Which brings us back to home and family, clearly where Beckinsale’s priorities lie. “As a parent, you are never off the hook. Never.” She smiles, “It’s a full-time job. I mean, how many times do I call my mother. Stricken with something, going, ‘Help! Help!’ And I’m very old to be doing these things.” She credits her mother with teaching her to value interdependence. “I think it is a hugely underrated quality to have. I’m all for it. And my mother is brilliant at celebrating things. You get on an airplane, you’ve just said goodbye to her, and you open your bag and there is a card in there. And my husband and I have completely taken that over. I don’t think I’ve ever gotten on a flight or gone on a trip and not opened my bag and had a card from Len. He even does it when he goes out for the evening, leaving a card under my pillow.
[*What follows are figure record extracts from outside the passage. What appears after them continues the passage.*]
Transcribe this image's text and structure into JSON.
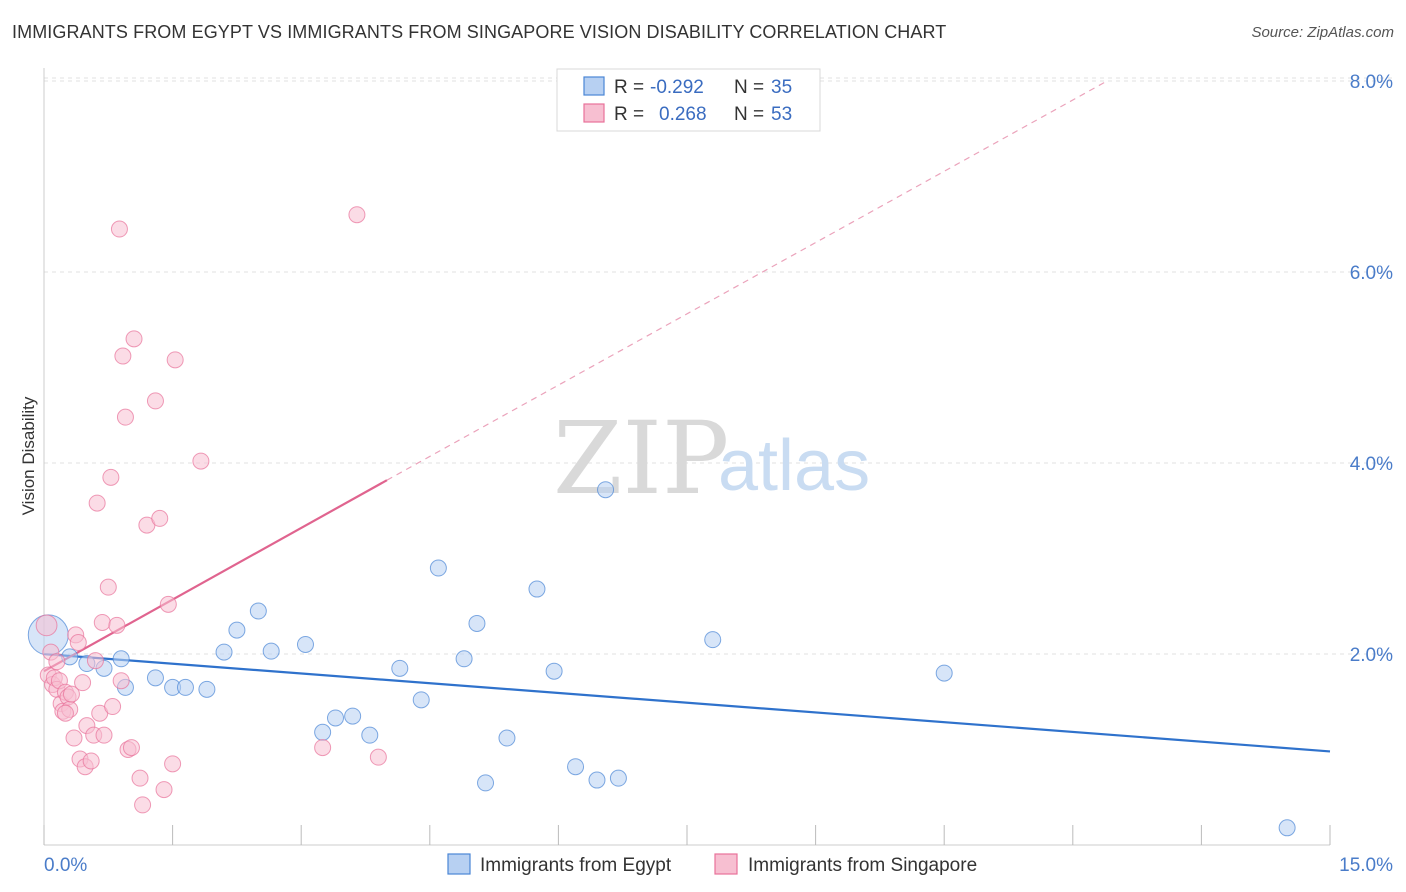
{
  "title": "IMMIGRANTS FROM EGYPT VS IMMIGRANTS FROM SINGAPORE VISION DISABILITY CORRELATION CHART",
  "source": "Source: ZipAtlas.com",
  "watermark": {
    "zip": "ZIP",
    "atlas": "atlas"
  },
  "colors": {
    "egypt": "#4a86d6",
    "egypt_fill": "#b7d0f2",
    "singapore": "#e8729a",
    "singapore_fill": "#f7bfd1",
    "tick_text": "#4a7cc9",
    "grid": "#e2e2e2"
  },
  "legend": {
    "egypt": {
      "r_label": "R = ",
      "r_value": "-0.292",
      "n_label": "N = ",
      "n_value": "35"
    },
    "singapore": {
      "r_label": "R = ",
      "r_value": "0.268",
      "n_label": "N = ",
      "n_value": "53"
    }
  },
  "chart_data": {
    "type": "scatter",
    "title": "IMMIGRANTS FROM EGYPT VS IMMIGRANTS FROM SINGAPORE VISION DISABILITY CORRELATION CHART",
    "xlabel": "",
    "ylabel": "Vision Disability",
    "xlim": [
      0,
      15
    ],
    "ylim": [
      0,
      8.5
    ],
    "x_tick_labels": [
      {
        "value": 0,
        "label": "0.0%"
      },
      {
        "value": 15,
        "label": "15.0%"
      }
    ],
    "y_tick_labels": [
      {
        "value": 2,
        "label": "2.0%"
      },
      {
        "value": 4,
        "label": "4.0%"
      },
      {
        "value": 6,
        "label": "6.0%"
      },
      {
        "value": 8,
        "label": "8.0%"
      }
    ],
    "legend_position": "top-center",
    "series": [
      {
        "name": "Immigrants from Egypt",
        "key": "egypt",
        "r": -0.292,
        "n": 35,
        "trend": {
          "x": [
            0,
            15
          ],
          "y": [
            2.0,
            0.98
          ],
          "dashed_extension": false
        },
        "points": [
          [
            0.05,
            2.2,
            2.5
          ],
          [
            0.3,
            1.97,
            1
          ],
          [
            0.5,
            1.9,
            1
          ],
          [
            0.7,
            1.85,
            1
          ],
          [
            0.9,
            1.95,
            1
          ],
          [
            0.95,
            1.65,
            1
          ],
          [
            1.3,
            1.75,
            1
          ],
          [
            1.5,
            1.65,
            1
          ],
          [
            1.65,
            1.65,
            1
          ],
          [
            1.9,
            1.63,
            1
          ],
          [
            2.1,
            2.02,
            1
          ],
          [
            2.25,
            2.25,
            1
          ],
          [
            2.5,
            2.45,
            1
          ],
          [
            2.65,
            2.03,
            1
          ],
          [
            3.05,
            2.1,
            1
          ],
          [
            3.25,
            1.18,
            1
          ],
          [
            3.4,
            1.33,
            1
          ],
          [
            3.6,
            1.35,
            1
          ],
          [
            3.8,
            1.15,
            1
          ],
          [
            4.15,
            1.85,
            1
          ],
          [
            4.4,
            1.52,
            1
          ],
          [
            4.6,
            2.9,
            1
          ],
          [
            4.9,
            1.95,
            1
          ],
          [
            5.05,
            2.32,
            1
          ],
          [
            5.15,
            0.65,
            1
          ],
          [
            5.4,
            1.12,
            1
          ],
          [
            5.75,
            2.68,
            1
          ],
          [
            5.95,
            1.82,
            1
          ],
          [
            6.2,
            0.82,
            1
          ],
          [
            6.45,
            0.68,
            1
          ],
          [
            6.55,
            3.72,
            1
          ],
          [
            6.7,
            0.7,
            1
          ],
          [
            7.8,
            2.15,
            1
          ],
          [
            10.5,
            1.8,
            1
          ],
          [
            14.5,
            0.18,
            1
          ]
        ]
      },
      {
        "name": "Immigrants from Singapore",
        "key": "singapore",
        "r": 0.268,
        "n": 53,
        "trend": {
          "x": [
            0,
            4.0
          ],
          "y": [
            1.82,
            3.82
          ],
          "extension": {
            "x": [
              4.0,
              12.4
            ],
            "y": [
              3.82,
              8.0
            ]
          }
        },
        "points": [
          [
            0.03,
            2.3,
            1.3
          ],
          [
            0.05,
            1.78,
            1
          ],
          [
            0.08,
            2.02,
            1
          ],
          [
            0.1,
            1.68,
            1
          ],
          [
            0.12,
            1.75,
            1
          ],
          [
            0.15,
            1.63,
            1
          ],
          [
            0.18,
            1.72,
            1
          ],
          [
            0.2,
            1.48,
            1
          ],
          [
            0.22,
            1.4,
            1
          ],
          [
            0.25,
            1.6,
            1
          ],
          [
            0.28,
            1.55,
            1
          ],
          [
            0.3,
            1.42,
            1
          ],
          [
            0.32,
            1.58,
            1
          ],
          [
            0.35,
            1.12,
            1
          ],
          [
            0.37,
            2.2,
            1
          ],
          [
            0.4,
            2.12,
            1
          ],
          [
            0.42,
            0.9,
            1
          ],
          [
            0.45,
            1.7,
            1
          ],
          [
            0.48,
            0.82,
            1
          ],
          [
            0.5,
            1.25,
            1
          ],
          [
            0.55,
            0.88,
            1
          ],
          [
            0.58,
            1.15,
            1
          ],
          [
            0.6,
            1.93,
            1
          ],
          [
            0.62,
            3.58,
            1
          ],
          [
            0.65,
            1.38,
            1
          ],
          [
            0.68,
            2.33,
            1
          ],
          [
            0.7,
            1.15,
            1
          ],
          [
            0.75,
            2.7,
            1
          ],
          [
            0.78,
            3.85,
            1
          ],
          [
            0.8,
            1.45,
            1
          ],
          [
            0.85,
            2.3,
            1
          ],
          [
            0.88,
            6.45,
            1
          ],
          [
            0.9,
            1.72,
            1
          ],
          [
            0.92,
            5.12,
            1
          ],
          [
            0.95,
            4.48,
            1
          ],
          [
            0.98,
            1.0,
            1
          ],
          [
            1.02,
            1.02,
            1
          ],
          [
            1.05,
            5.3,
            1
          ],
          [
            1.12,
            0.7,
            1
          ],
          [
            1.15,
            0.42,
            1
          ],
          [
            1.2,
            3.35,
            1
          ],
          [
            1.3,
            4.65,
            1
          ],
          [
            1.35,
            3.42,
            1
          ],
          [
            1.4,
            0.58,
            1
          ],
          [
            1.45,
            2.52,
            1
          ],
          [
            1.5,
            0.85,
            1
          ],
          [
            1.53,
            5.08,
            1
          ],
          [
            1.83,
            4.02,
            1
          ],
          [
            3.25,
            1.02,
            1
          ],
          [
            3.65,
            6.6,
            1
          ],
          [
            3.9,
            0.92,
            1
          ],
          [
            0.15,
            1.92,
            1
          ],
          [
            0.25,
            1.38,
            1
          ]
        ]
      }
    ]
  },
  "bottom_legend": {
    "egypt_label": "Immigrants from Egypt",
    "singapore_label": "Immigrants from Singapore"
  }
}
There is something really nice about maintaining a connection and never getting used to being separate in a complacent way.”
She does miss her native London horribly sometimes. “The minute I get back, I want to lick the brickwork and learn the tube map all over again,” she says. “And in a low moment I can be found at Ye Olde King’s Head in Santa Monica weeping over a pack of bourbon biscuits. Or I find myself gripping a Pot Noodle in a nostalgic way. All those things that have been in your mother’s cupboard since the 1970s…” But she has gradually grown to love Los Angeles. “I have fantastic friends here,” she says in earnest. “I thought I was really depressed growing up, but I actually hadn’t seen sunlight in 14 years. And I come out here and I’m in perfectly good spirits.”
Christmas, she says, may well be back in England, but until then, Wiseman continues work on “Sleepy Hollow,” the Fox series he has created, written and directed, and Beckinsale is about to start writing a screenplay of her own with a close friend. “It’s about a very, very dysfunctional set of people,” she explains. “My friend and I went to the same school in London. And I wrote a lot as a child and was constantly winning writing competitions. And my mother asked her over because she wanted to become a writer. And of course she became a writer and I became ridiculous.” Candid, honest and alarmingly funny, Beckinsale remarks that the future looks bright, unless, she laughs, she comes face to face with a local mountain lion. “It’s a very real fear of mine,” she says. “So if you find me half eaten at the bottom of Rustic Canyon, you’ll know the chain of events.”